By the end of the first year of life, infants lose the ability to distinguish the speech sounds that they do not hear regularly. Starting at 4 months, infants begin communicating with others, first through babbling, then by gesturing, and finally through producing words. Between 12 and 24 months, infants go from knowing few or no words to knowing 100 or more words. During this time of rapid vocabulary growth, infants rely on multiple strategies to learn new words, including asking adults for the names of objects. These facts are consistent with each of the major theories of language development and do not help us determine which theory of language development is better than the others. The behaviorist approach can explain the learning of vocabulary through imitating, classical conditioning, and operant conditioning. The social-interactionist approach can explain infants' learning of speech sounds and vocabulary through learning experiences that occur between caregivers and children, and the statistical learning approach can explain the learning of speech sounds and vocabulary through the infant relying on basic cognitive learning mechanisms that are not unique to language. Advocates of the generative approach have proposed that word-learning strategies may be innate, which can account for why language development proceeds relatively quickly for all children, regardless of the language that they are learning, but they have not yet provided detail regarding how innate mechanisms of language learning interact with the environment to bring about the changes that are observed in infants, ability to perceive and produce speech sounds.

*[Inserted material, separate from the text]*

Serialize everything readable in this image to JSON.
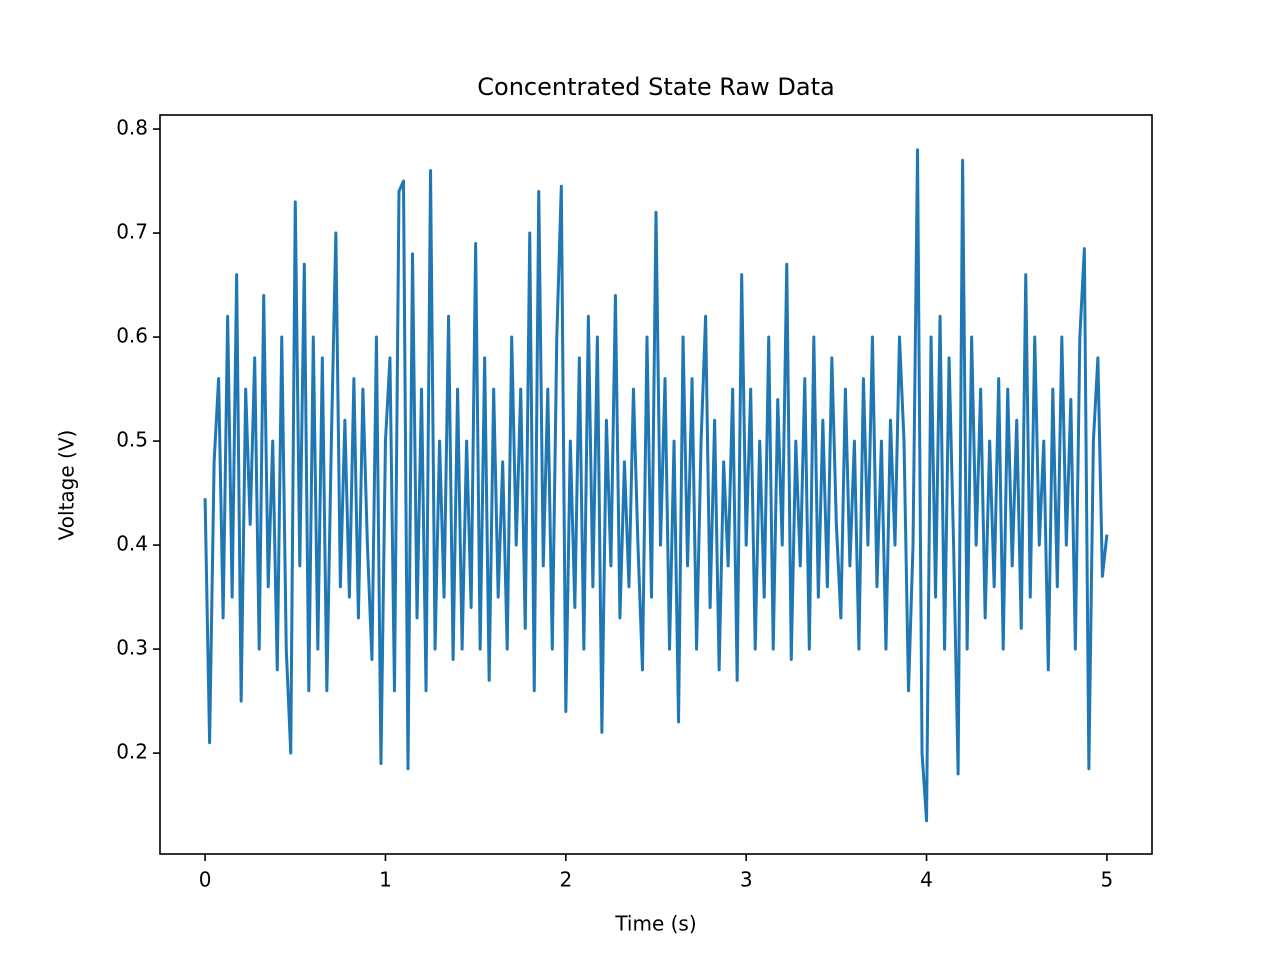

Last, the chapter described how parents and caregivers play an important role in the health and well-being of infants; however, their role in language development is not yet clear. There are some cultures in which the adults do not routinely talk to preverbal children, yet those children acquire language normally. Recent laboratory studies suggest that the mere presence of a person in the room when language is being used may result in the infant paying greater attention to language, which may result in increased learning. The overall picture that language development does not critically depend on caregiver input is consistent with both the generative and statistical learning approaches and least consistent with the behaviorist approach, as parents are likely to be the largest source of language experience and language learning opportunities for the child. The results that show that language learning may be facilitated in infants by the presence of a person is consistent with the social-interactionist view; however, the evidence obtained so far suggests that social factors play less of a role in language development than advocates of this view claim."